Metadata-Version: 2.1
Name: openpo
Version: 0.3.0
Summary: Build high quality synthetic datasets with AI feedback from 200+ LLMs
Home-page: https://github.com/dannylee1020/openpo
License: Apache-2.0
Keywords: llm,finetuning,ai,rlaif,preference tuning,synthetic data generation,synthetic data
Author: Daniel Lee
Author-email: dannylee1020@gmail.com
Requires-Python: >=3.10.1
Classifier: License :: OSI Approved :: Apache Software License
Classifier: Programming Language :: Python :: 3
Classifier: Programming Language :: Python :: 3.11
Classifier: Programming Language :: Python :: 3.12
Requires-Dist: aiohttp (>=3.11.7,<4.0.0)
Requires-Dist: boto3 (>=1.35.57,<2.0.0)
Requires-Dist: httpx (>=0.27.2,<0.28.0)
Requires-Dist: huggingface-hub (>=0.26.2,<0.27.0)
Requires-Dist: numpy (>=2.1.3,<3.0.0)
Requires-Dist: pydantic (>=2.9.2,<3.0.0)
Project-URL: Documentation, https://docs.openpo.dev
Project-URL: Repository, https://github.com/dannylee1020/openpo
Description-Content-Type: text/markdown

# OpenPO 🐼
[![PyPI version](https://img.shields.io/pypi/v/openpo.svg)](https://pypi.org/project/openpo/)
[![License](https://img.shields.io/badge/License-Apache%202.0-blue.svg)](https://opensource.org/licenses/Apache-2.0)
[![Documentation](https://img.shields.io/badge/docs-docs.openpo.dev-blue)](https://docs.openpo.dev)
![Python](https://img.shields.io/badge/python->=3.10.1-blue.svg)


OpenPO simplifies building synthetic datasets for preference tuning from 200+ LLMs.

## What is OpenPO?
OpenPO is an open source library that simplifies the process of building synthetic datasets for LLM preference tuning.

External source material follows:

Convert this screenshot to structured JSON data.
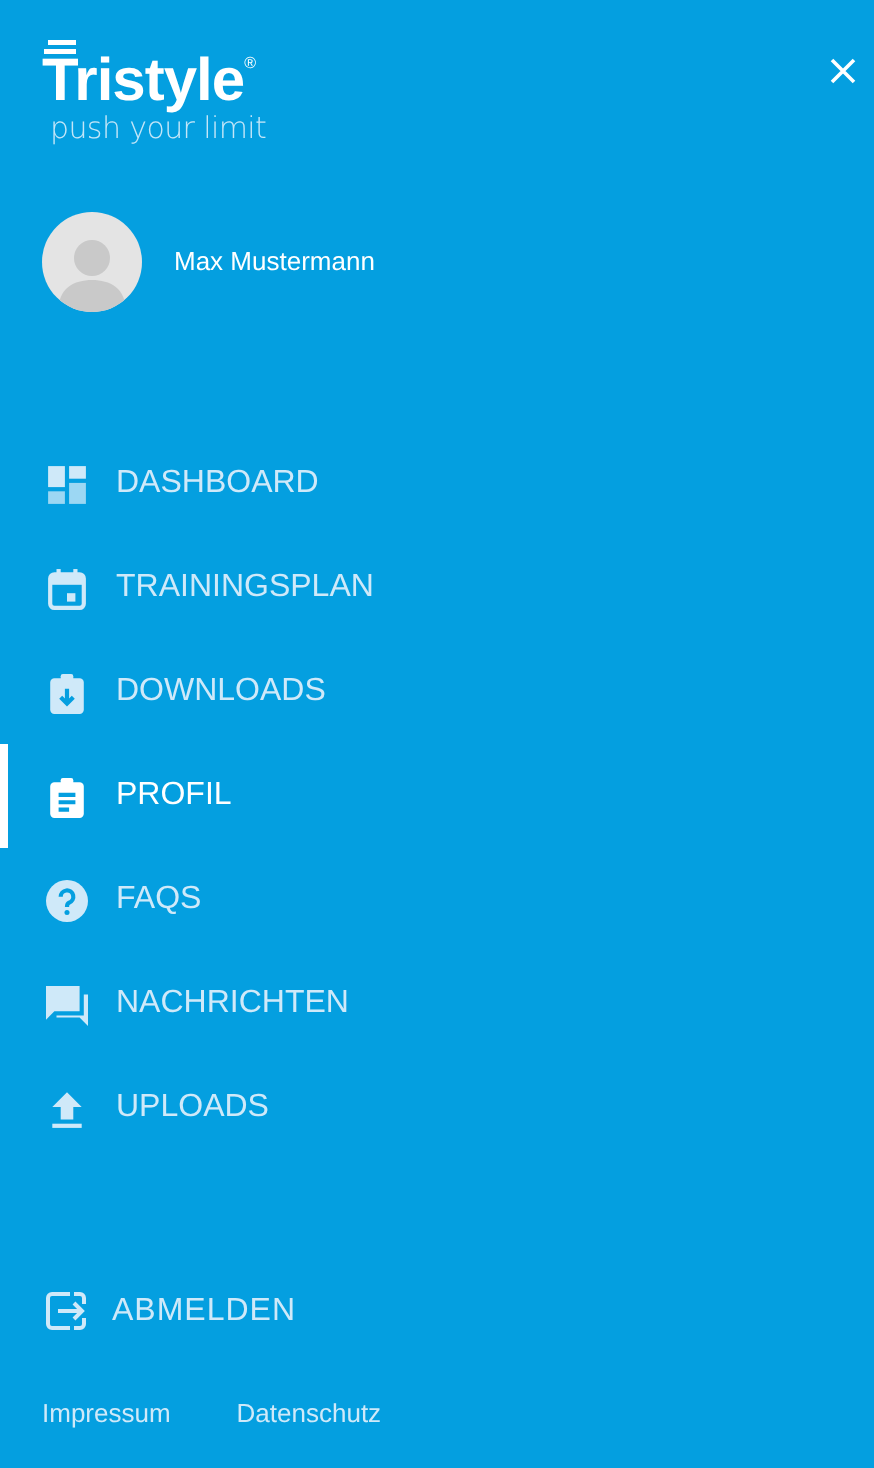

By collecting outputs from 200 + LLMs and ranking them using various techniques, OpenPO helps developers build better, more fine-tuned language models with minimal effort.

## Key Features

- 🔌 **Multiple LLM Support**: Call 200+ models from HuggingFace and OpenRouter

- 🧪 **Research-Backed Methodologies**: Implementation of various methodologies on data synthesis from latest research papers. (feature coming soon!)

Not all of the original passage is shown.